Spices get costlier ahead of Eid | The Daily Star
12:00 AM, July 31, 2018 / LAST MODIFIED: 12:00 AM, July 31, 2018

Spices get costlier ahead of Eid

Spice prices have started rising on the back of opportunistic traders'bid to cash in on the surge in demand for the essential cooking ingredients ahead of Eid-ul-Azha, the second biggest religious festival in the country.

The wholesale and retail prices of spices increased both in Dhaka and Chittagong although the import of six spices—cardamom, cumin, cinnamon, cloves, nutmeg and black pepper—rose 10.73 percent year-on-year to 4.54 crore kilogram in fiscal 2017-18, according to Chittagong Customs data.

“This is very frustrating,” said a mid-aged shopper at Mohammadpur Town Hall Market.

The traders have gotten away with increasing the spice prices because of a lack of monitoring and surveillance by the market watchdogs, he said.

In Dhaka, a kg of cardamom yesterday sold at Tk 1,600-2,200, up 18.75 percent from a month ago.

The prices of ginger and onion, two essential ingredients for preparing dishes, also shot up, according to the Trading Corporation of Bangladesh.

Consumers in Chittagong, the second biggest city after Dhaka, are also paying more for cardamom, cumin and cinnamon.

The prices are likely to rise further ahead of Eid ul Azha, said Rumi Ghosh, a retailer at Karnaphuli CDA Market in Chittagong.

“We have to pay more to the wholesalers to buy the spices,” he said citing the price spirals at Khatunganj, the country's major wholesale hub of spices and other food commodities.

At Khatunganj, the prices of cardamom, cumin, cinnamon and cloves increased Tk 20 to Tk 100 per kilogram. However, the prices of nutmeg and black pepper dropped slightly.

Some importers and traders blamed the rise in price on their spiralling prices in the global market and delayed delivery of goods from the Chittagong port.

In different trading hubs, goods change hands many times before reaching the end users and a group of middlemen make good money in the process.

These middlemen usually collect goods in bulk and create a fake crisis in the market, said Md Sekander, who usually buys spices directly from importers and sell it to a third party.

At Khatunganj, the wholesale price of cardamom imported from Guatemala shot up to Tk 1,550 a kg, registering a rise of Tk 100 on each kilo in a span of three weeks.

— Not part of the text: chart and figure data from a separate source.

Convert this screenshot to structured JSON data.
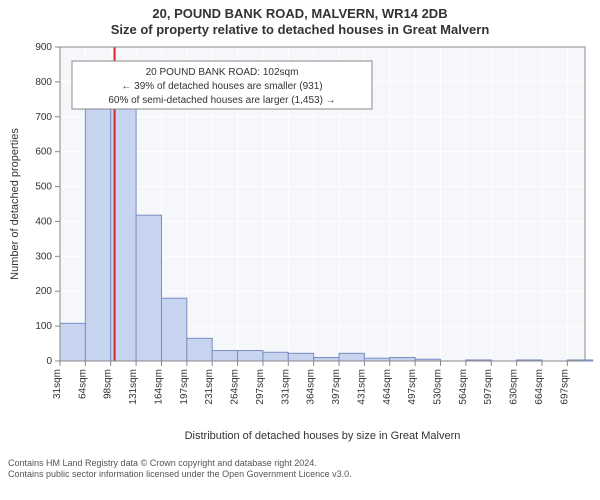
{
  "title_line1": "20, POUND BANK ROAD, MALVERN, WR14 2DB",
  "title_line2": "Size of property relative to detached houses in Great Malvern",
  "x_axis_label": "Distribution of detached houses by size in Great Malvern",
  "y_axis_label": "Number of detached properties",
  "annotation": {
    "line1": "20 POUND BANK ROAD: 102sqm",
    "line2": "← 39% of detached houses are smaller (931)",
    "line3": "60% of semi-detached houses are larger (1,453) →"
  },
  "footer_line1": "Contains HM Land Registry data © Crown copyright and database right 2024.",
  "footer_line2": "Contains public sector information licensed under the Open Government Licence v3.0.",
  "histogram": {
    "type": "histogram",
    "categories": [
      "31sqm",
      "64sqm",
      "98sqm",
      "131sqm",
      "164sqm",
      "197sqm",
      "231sqm",
      "264sqm",
      "297sqm",
      "331sqm",
      "364sqm",
      "397sqm",
      "431sqm",
      "464sqm",
      "497sqm",
      "530sqm",
      "564sqm",
      "597sqm",
      "630sqm",
      "664sqm",
      "697sqm"
    ],
    "values": [
      108,
      745,
      748,
      418,
      180,
      65,
      30,
      30,
      25,
      22,
      10,
      22,
      8,
      10,
      5,
      0,
      3,
      0,
      3,
      0,
      3
    ],
    "bar_fill": "#c6d4ef",
    "bar_stroke": "#7b8ec4",
    "marker_line_color": "#d62728",
    "marker_x_value": 102,
    "ylim": [
      0,
      900
    ],
    "ytick_step": 100,
    "plot_bg": "#f5f7fb",
    "grid_color": "#ffffff",
    "border_color": "#888888",
    "title_fontsize": 13,
    "axis_label_fontsize": 11,
    "tick_fontsize": 10,
    "annotation_fontsize": 10,
    "x_start": 31,
    "x_end": 714,
    "bin_width": 33
  }
}
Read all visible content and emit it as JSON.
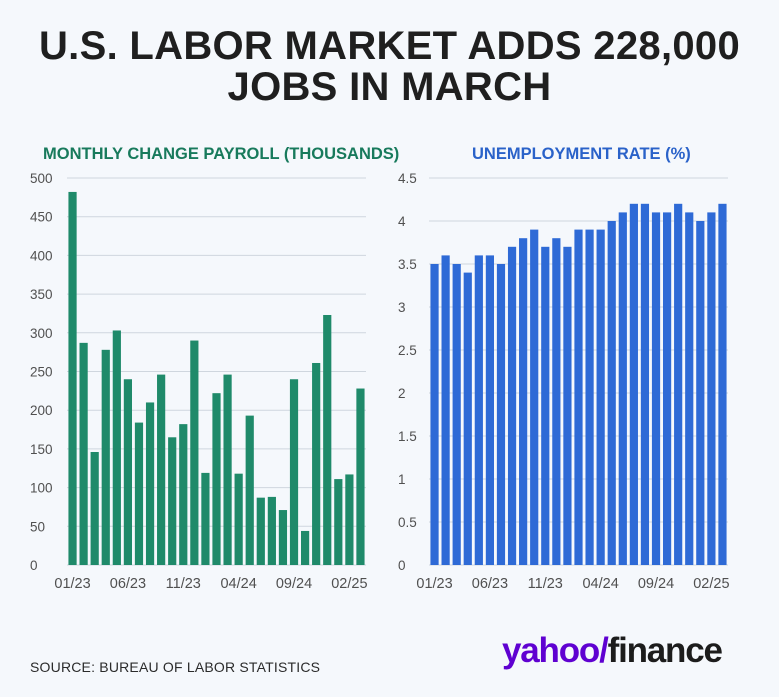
{
  "headline": {
    "line1": "U.S. LABOR MARKET ADDS 228,000",
    "line2": "JOBS IN MARCH"
  },
  "source": "SOURCE: BUREAU OF LABOR STATISTICS",
  "logo": {
    "yahoo": "yahoo",
    "slash": "/",
    "finance": "finance"
  },
  "colors": {
    "payroll": "#1f8a6a",
    "unemployment": "#2e6ad6",
    "payroll_title": "#187a5c",
    "unemployment_title": "#2a62c9",
    "logo_purple": "#5f01d1"
  },
  "chart_data": [
    {
      "type": "bar",
      "title": "MONTHLY CHANGE PAYROLL (THOUSANDS)",
      "ylim": [
        0,
        500
      ],
      "yticks": [
        "0",
        "50",
        "100",
        "150",
        "200",
        "250",
        "300",
        "350",
        "400",
        "450",
        "500"
      ],
      "xticks": [
        "01/23",
        "06/23",
        "11/23",
        "04/24",
        "09/24",
        "02/25"
      ],
      "xtick_months": [
        "2023-01",
        "2023-06",
        "2023-11",
        "2024-04",
        "2024-09",
        "2025-02"
      ],
      "categories": [
        "2023-01",
        "2023-02",
        "2023-03",
        "2023-04",
        "2023-05",
        "2023-06",
        "2023-07",
        "2023-08",
        "2023-09",
        "2023-10",
        "2023-11",
        "2023-12",
        "2024-01",
        "2024-02",
        "2024-03",
        "2024-04",
        "2024-05",
        "2024-06",
        "2024-07",
        "2024-08",
        "2024-09",
        "2024-10",
        "2024-11",
        "2024-12",
        "2025-01",
        "2025-02",
        "2025-03"
      ],
      "values": [
        482,
        287,
        146,
        278,
        303,
        240,
        184,
        210,
        246,
        165,
        182,
        290,
        119,
        222,
        246,
        118,
        193,
        87,
        88,
        71,
        240,
        44,
        261,
        323,
        111,
        117,
        228
      ]
    },
    {
      "type": "bar",
      "title": "UNEMPLOYMENT RATE (%)",
      "ylim": [
        0,
        4.5
      ],
      "yticks": [
        "0",
        "0.5",
        "1",
        "1.5",
        "2",
        "2.5",
        "3",
        "3.5",
        "4",
        "4.5"
      ],
      "xticks": [
        "01/23",
        "06/23",
        "11/23",
        "04/24",
        "09/24",
        "02/25"
      ],
      "xtick_months": [
        "2023-01",
        "2023-06",
        "2023-11",
        "2024-04",
        "2024-09",
        "2025-02"
      ],
      "categories": [
        "2023-01",
        "2023-02",
        "2023-03",
        "2023-04",
        "2023-05",
        "2023-06",
        "2023-07",
        "2023-08",
        "2023-09",
        "2023-10",
        "2023-11",
        "2023-12",
        "2024-01",
        "2024-02",
        "2024-03",
        "2024-04",
        "2024-05",
        "2024-06",
        "2024-07",
        "2024-08",
        "2024-09",
        "2024-10",
        "2024-11",
        "2024-12",
        "2025-01",
        "2025-02",
        "2025-03"
      ],
      "values": [
        3.5,
        3.6,
        3.5,
        3.4,
        3.6,
        3.6,
        3.5,
        3.7,
        3.8,
        3.9,
        3.7,
        3.8,
        3.7,
        3.9,
        3.9,
        3.9,
        4.0,
        4.1,
        4.2,
        4.2,
        4.1,
        4.1,
        4.2,
        4.1,
        4.0,
        4.1,
        4.2
      ]
    }
  ]
}
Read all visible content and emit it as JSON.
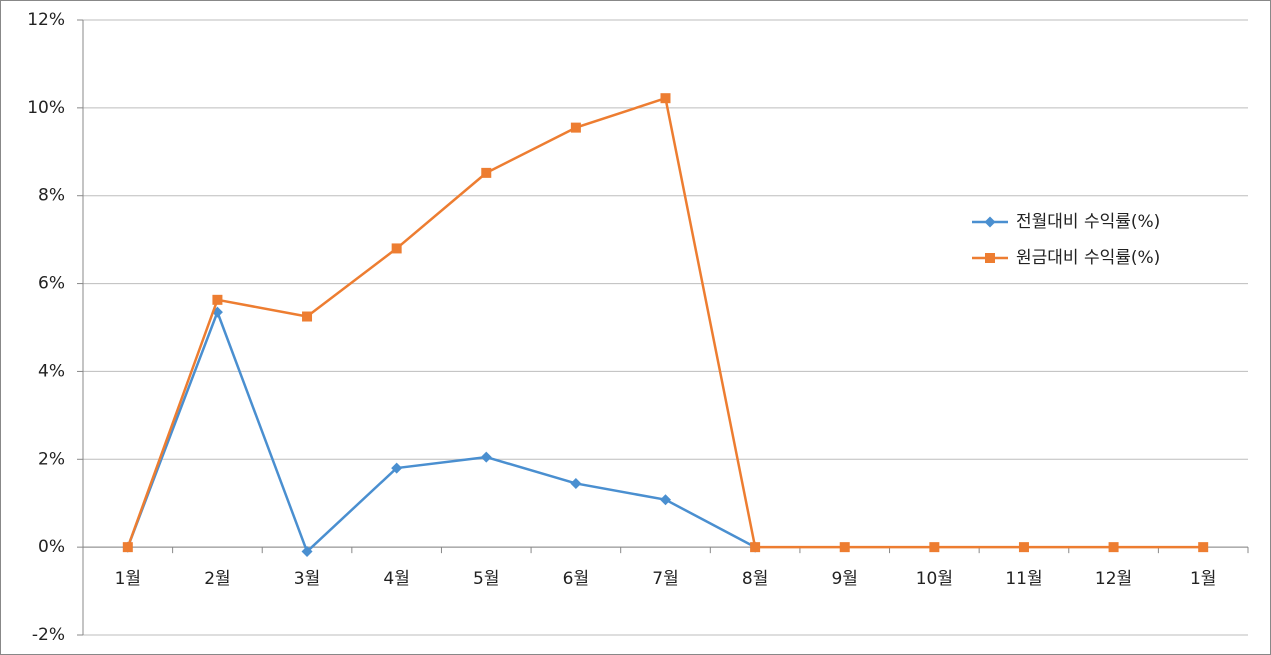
{
  "chart_data": {
    "type": "line",
    "categories": [
      "1월",
      "2월",
      "3월",
      "4월",
      "5월",
      "6월",
      "7월",
      "8월",
      "9월",
      "10월",
      "11월",
      "12월",
      "1월"
    ],
    "series": [
      {
        "name": "전월대비 수익률(%)",
        "color": "#4a8fd0",
        "marker": "diamond",
        "values": [
          0,
          5.35,
          -0.1,
          1.8,
          2.05,
          1.45,
          1.08,
          0,
          null,
          null,
          null,
          null,
          null
        ]
      },
      {
        "name": "원금대비 수익률(%)",
        "color": "#ed7d31",
        "marker": "square",
        "values": [
          0,
          5.63,
          5.25,
          6.8,
          8.52,
          9.55,
          10.22,
          0,
          0,
          0,
          0,
          0,
          0
        ]
      }
    ],
    "ylim": [
      -2,
      12
    ],
    "yticks": [
      {
        "value": -2,
        "label": "-2%"
      },
      {
        "value": 0,
        "label": "0%"
      },
      {
        "value": 2,
        "label": "2%"
      },
      {
        "value": 4,
        "label": "4%"
      },
      {
        "value": 6,
        "label": "6%"
      },
      {
        "value": 8,
        "label": "8%"
      },
      {
        "value": 10,
        "label": "10%"
      },
      {
        "value": 12,
        "label": "12%"
      }
    ],
    "grid": true,
    "legend": "right"
  }
}
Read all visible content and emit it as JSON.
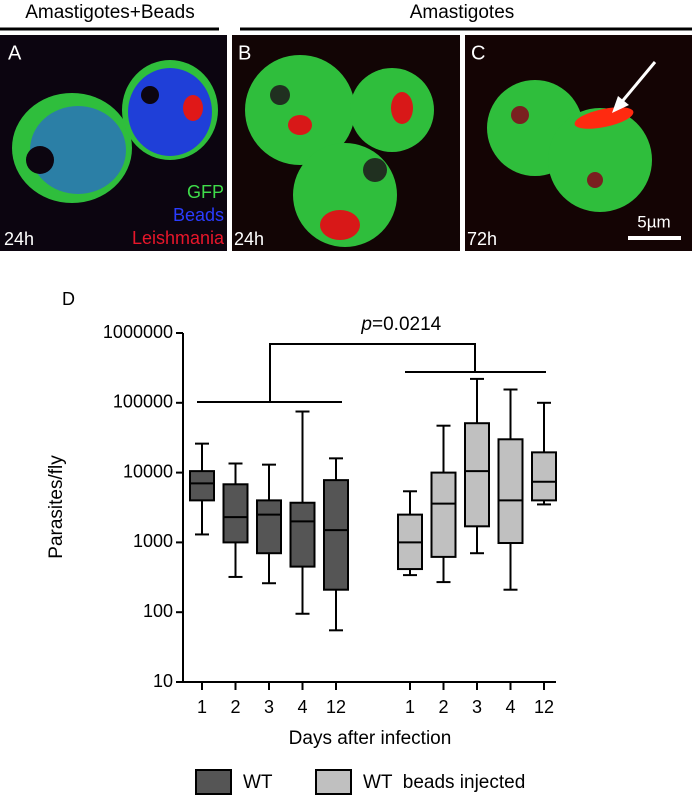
{
  "header": {
    "left": "Amastigotes+Beads",
    "right": "Amastigotes"
  },
  "panels": [
    {
      "label": "A",
      "time": "24h",
      "channels": [
        "GFP",
        "Beads",
        "Leishmania"
      ]
    },
    {
      "label": "B",
      "time": "24h"
    },
    {
      "label": "C",
      "time": "72h",
      "scale_bar": "5µm"
    }
  ],
  "chart_data": {
    "type": "box",
    "panel_label": "D",
    "ylabel": "Parasites/fly",
    "xlabel": "Days after infection",
    "annotation": {
      "symbol": "p",
      "text": "=0.0214"
    },
    "categories": [
      "1",
      "2",
      "3",
      "4",
      "12"
    ],
    "yscale": "log",
    "ylim": [
      10,
      1000000
    ],
    "yticks": [
      10,
      100,
      1000,
      10000,
      100000,
      1000000
    ],
    "series": [
      {
        "name": "WT",
        "color": "#555555",
        "boxes": [
          {
            "min": 1300,
            "q1": 4000,
            "median": 7000,
            "q3": 10500,
            "max": 26000
          },
          {
            "min": 320,
            "q1": 1000,
            "median": 2300,
            "q3": 6800,
            "max": 13500
          },
          {
            "min": 260,
            "q1": 700,
            "median": 2500,
            "q3": 4000,
            "max": 13000
          },
          {
            "min": 95,
            "q1": 450,
            "median": 2000,
            "q3": 3700,
            "max": 75000
          },
          {
            "min": 55,
            "q1": 210,
            "median": 1500,
            "q3": 7800,
            "max": 16000
          }
        ]
      },
      {
        "name": "WT  beads injected",
        "color": "#c0c0c0",
        "boxes": [
          {
            "min": 340,
            "q1": 415,
            "median": 1000,
            "q3": 2500,
            "max": 5400
          },
          {
            "min": 270,
            "q1": 620,
            "median": 3600,
            "q3": 10000,
            "max": 47000
          },
          {
            "min": 700,
            "q1": 1700,
            "median": 10500,
            "q3": 51000,
            "max": 220000
          },
          {
            "min": 210,
            "q1": 980,
            "median": 4000,
            "q3": 30000,
            "max": 155000
          },
          {
            "min": 3500,
            "q1": 4000,
            "median": 7400,
            "q3": 19500,
            "max": 100000
          }
        ]
      }
    ]
  }
}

The import of cardamom shot up 27 percent year-on-year to about 40 lakh kg in fiscal 2017-18.

Cumin prices also increased although its import rose 13 percent year-on-year to 2.72 lakh kg in the just concluded fiscal year.

For example, Indian cumin were selling at Tk 320 a kg in the last few days at Khatunganj, up from Tk 300 a kg three weeks ago.

Despite an increase in cinnamon imports, its prices rose Tk 40 per kg in the last two weeks, reaching up to Tk 280 yesterday at Khatunganj.

In the wholesale hub, the price of cloves that are usually imported from India, Indonesia, Madagascar and Brazil, shot up between Tk 30 and Tk 60 a kg depending on its quality.

Faruk Ahmed, proprietor of spice importing firm Faruk Trade International at the wholesale hub, said the booking rates of the spices were higher in the international markets and it caused the rise here.

He said cardamom usually produced in October and November in Guatemala and its price gets higher in May or June when businesses from Bangladesh and other Muslim majority countries usually book for imports during Eid.

Prices of nutmeg, however, dropped Tk 20 a kg.  Wholesalers were found selling Sri Lankan nutmeg at Tk 400 a kg while the price was at Tk 420 per kilo two weeks ago.

The price of Indian nutmeg dropped to Tk 390 a kg against its previous price of Tk 410 a kg.

Like nutmeg, black pepper also came down to Tk 400 a kilo from Tk 420 per kilo two weeks back.

Wholesalers said there is enough supply of these two items and their demand also did not increase that much.